路基支挡结构地震动力响应及抗震设计改进技术研究
发布时间:2018-07-14 13:40
【摘要】:近年来发生在我国的几次大地震造成了震区路基支挡工程的大量破坏,引发了人们对生命线工程的严重担忧。路基支挡工程在地震作用下的破坏模式、震后修复措施及其抗震技术,已成为当前研究的热点和难点问题。本文利用汶川地震路基支挡结构的实震资料,通过采用大型振动台模型试验、数值模拟以及解析计算,研究了地震作用下柔性挡墙和刚性挡墙的动力响应特性和变形破坏机制,以及锚固边坡的地震稳定性影响因素等,并针对加筋土挡墙和格宾挡墙提出了抗震设计改进方法和措施。本文的主要工作及研究结论如下:(1)倾覆破坏是路肩墙在地震作用下的主要破坏模式,提高路肩墙抗倾覆稳定性应是其抗震设计的核心;路堑墙被毁虽会造成道路被掩埋,但经清理后即可恢复通车,总体上看其震害较轻。挡墙的震害受多种因素的影响,挡墙的砌筑方法是影响其震害程度的主要内在因素,地震烈度则是影响挡墙震害程度的主要外部因素,另外,道路线形和断裂带走向也有重要影响。应用地质雷达对震后挡墙进行检测,操作简便检测效率高,且对线路运营不造成任何影响,通过连续的雷达图像可快速准确地判断挡墙的震损状况。(2)利用汶川地震丰富的近场实震资料,分析总结了地震作用下挡墙的变形破坏模式,指出地基类型对挡墙的变形模式有着直接的影响。倾斜变形和推移变形分别是岩质地基挡墙和土质地基挡墙最主要的变形模式。基于Winkler地基模型,认为土体是一系列弹簧和理想刚塑性体的组合体,分析得到了不同变形模式下挡墙地震主动土压力的分布规律。结果表明:挡墙的地震土压力分布特征与变形模式密切相关,除了平行推移模式,其余变形模式下挡墙地震土压力沿墙高都呈非线性分布;岩质地基挡墙的地震土压力合力作用点要比土质地基挡墙高。通过开展位于岩质地基和土质地基上挡墙的振动台模型试验,对文中提出的挡墙地震土压力计算方法进行了验证,发现试验结果和理论分析结果较相吻合(3)为研究填料性质对挡墙地震动力特性的影响,开展了不同填料的挡墙振动台试验,结果发现填料性质对挡墙的动力特性及变形破坏机制影响显著。

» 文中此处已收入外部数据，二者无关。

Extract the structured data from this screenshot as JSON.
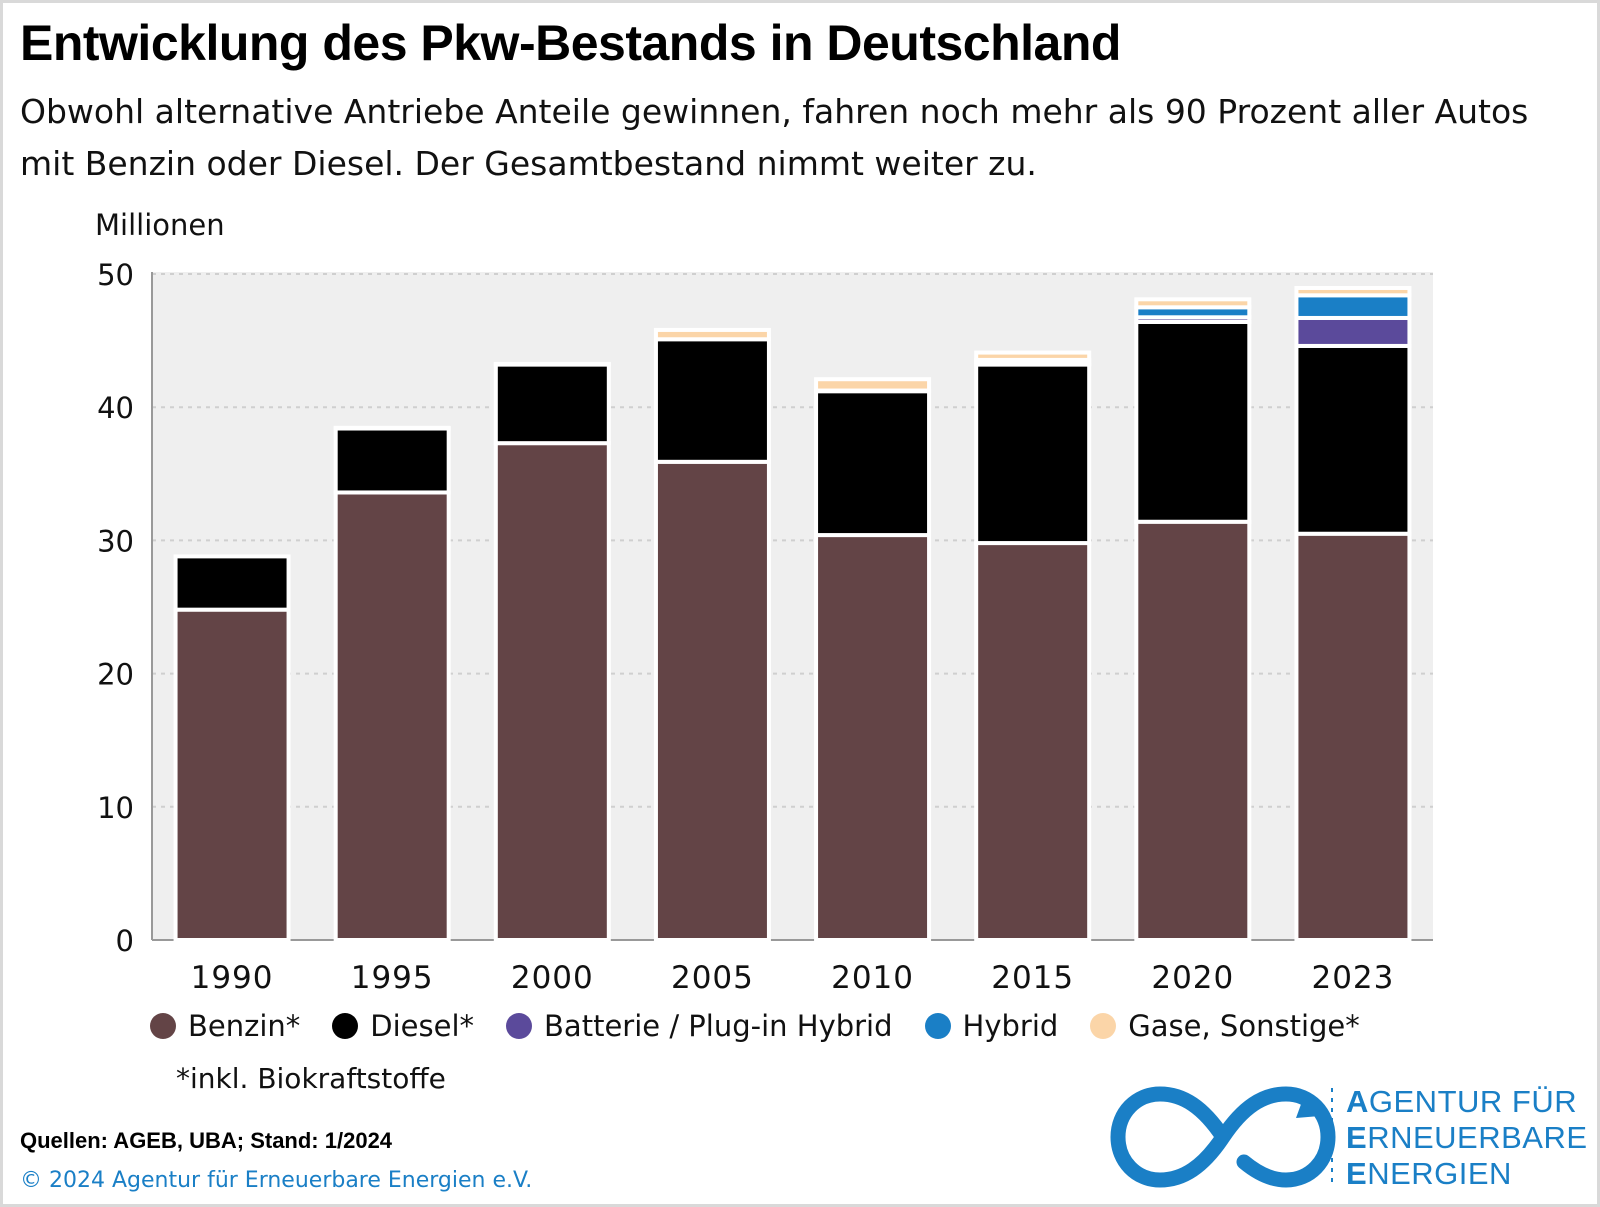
{
  "title": "Entwicklung des Pkw-Bestands in Deutschland",
  "subtitle": "Obwohl alternative Antriebe Anteile gewinnen, fahren noch mehr als 90 Prozent aller Autos mit Benzin oder Diesel. Der Gesamtbestand nimmt weiter zu.",
  "chart_data": {
    "type": "bar",
    "stacked": true,
    "ylabel": "Millionen",
    "ylim": [
      0,
      50
    ],
    "yticks": [
      "0",
      "10",
      "20",
      "30",
      "40",
      "50"
    ],
    "grid": true,
    "categories": [
      "1990",
      "1995",
      "2000",
      "2005",
      "2010",
      "2015",
      "2020",
      "2023"
    ],
    "series": [
      {
        "name": "Benzin*",
        "color": "#634446",
        "values": [
          24.8,
          33.6,
          37.3,
          35.9,
          30.4,
          29.8,
          31.4,
          30.5
        ]
      },
      {
        "name": "Diesel*",
        "color": "#000000",
        "values": [
          4.0,
          4.8,
          5.9,
          9.2,
          10.8,
          13.4,
          15.0,
          14.1
        ]
      },
      {
        "name": "Batterie / Plug-in Hybrid",
        "color": "#5b4a9b",
        "values": [
          0.0,
          0.0,
          0.0,
          0.0,
          0.0,
          0.05,
          0.35,
          2.1
        ]
      },
      {
        "name": "Hybrid",
        "color": "#1a7fc6",
        "values": [
          0.0,
          0.0,
          0.0,
          0.0,
          0.05,
          0.3,
          0.75,
          1.7
        ]
      },
      {
        "name": "Gase, Sonstige*",
        "color": "#fbd5a8",
        "values": [
          0.0,
          0.05,
          0.05,
          0.7,
          0.85,
          0.55,
          0.6,
          0.55
        ]
      }
    ],
    "legend_position": "bottom"
  },
  "footnote": "*inkl. Biokraftstoffe",
  "sources": "Quellen: AGEB, UBA; Stand: 1/2024",
  "copyright": "© 2024 Agentur für Erneuerbare Energien e.V.",
  "logo": {
    "line1_initial": "A",
    "line1_rest": "GENTUR FÜR",
    "line2_initial": "E",
    "line2_rest": "RNEUERBARE",
    "line3_initial": "E",
    "line3_rest": "NERGIEN",
    "color": "#1a7fc6",
    "icon": "infinity-logo-icon"
  }
}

由于碎石土容易压实,地震波动力作用可较为直接地作用于墙背,故地震土压力要比石英砂挡墙以及风化花岗岩挡墙都大;地震土压力合力作用点也与填料性质密切相关,碎石土填料挡墙的合力作用点高于0.33倍墙高,且随着PGA的增加,合力作用点高度也随之升高;在地震土压力和作用点高度的综合影响下,碎石土挡墙的抗倾覆安全系数小于风化花岗岩和石英砂挡墙,汶川震区挡墙多倾覆破坏,验证了上述结论。采用数值模拟对试验结果进行了验证,认为碎石土填料挡墙的动位移较另外两种填料的挡墙都小。(4)为分析比较条带式和包裹式加筋土挡墙的地震动力响应特征,开展了以上两种加筋土挡墙模型的大型振动台试验。结合震害调查的结果,发现砌块式加筋土挡墙在地震作用下的破坏模式主要表现为局部砌块的松动变形,很少会出现整体垮塌的情况。相比条带式加筋土挡墙,包裹式加筋土挡墙在地震作用下产生的变形量要小。在相同地震动量级作用下,包裹式加筋土挡墙相应部位的水平加速度放大系数要小于条带式加筋土挡墙,但峰值动土压力却要比条带式加筋土挡墙大,这是因为包裹式加筋土挡墙面板在地震作用下的变形量小,对土体的约束能力强所致。因此,在抗震设防区,特别是在高地震烈度区进行加筋土挡墙的选型时,包裹式加筋土挡墙应作为一种优选结构。分析认为加筋土挡墙在进行抗震设计时除了要进行稳定性的检算外,还应检算墙体的变形量,加筋土挡墙在地震作用下的最大变形量应小于允许的变形量。为维持线路的正常使用,加筋土挡墙的变形指数应控制在4%以内。若验算得到的变形量超出允许值,可采取增大墙后填土的压实度和适当增加拉筋长度,以及加厚墙体和降低墙体坡率等措施。(5)为研究柔性挡墙的地震动力响应特性及变形特征,开展了格宾加筋挡墙与生态加筋挡墙的大型振动台模型试验。结果表明:在地震作用下,两种柔性挡墙的峰值动土压力沿墙高呈现中间小两端大的分布特征。鼓胀变形是地震作用下两种挡墙的主要变形模式,变形后挡墙的地震土压力将会有一定程度的衰减。对于铁路及高等级公路柔性挡墙的抗震设计,除要保证其整体稳定性外,还需控制墙体的局部变形量,采用易压实的填料或增加墙体材料的弹性模量和厚度均可以有效控制挡墙的地震变形量。施加受力撑可有效减小格宾网箱的变形,尤其是施加交叉斜撑后变形量的减小最为显著,因此,建议对于变形控制异常严格的高等级道路,可采用该方法来控制格宾挡墙的变形量。(6)现场调研发现,对于锚固工程,锚索的抗震能力最为突出,其次为锚杆,并且认为决定锚杆(锚索)抗震效果的主要因素为锚固长度。挂网喷射混凝土具有一定的抗震能力,而主动网则几乎不具备抗震能力。通过采用拟静力法对汶川震区内锚杆支护边坡的地震稳定性进行验算后得知,边坡的动力安全系数随锚杆长度的增加而增大。利用数值方法分析了地震作用下锚杆支护边坡的动力响应特征以及锚固参数的影响规律。结果表明,锚固措施对边坡的PGA放大系数有明显的抑制作用,地震作用下锚固边坡边坡最大水平位移出现在坡顶,锚杆的轴力也要比静力工况下大;坡面PGA放大系数和最大位移随锚杆长度的增大而减小,随锚杆间距的减小而增大,锚杆倾角对边坡PGA放大系数的影响规律并不明显。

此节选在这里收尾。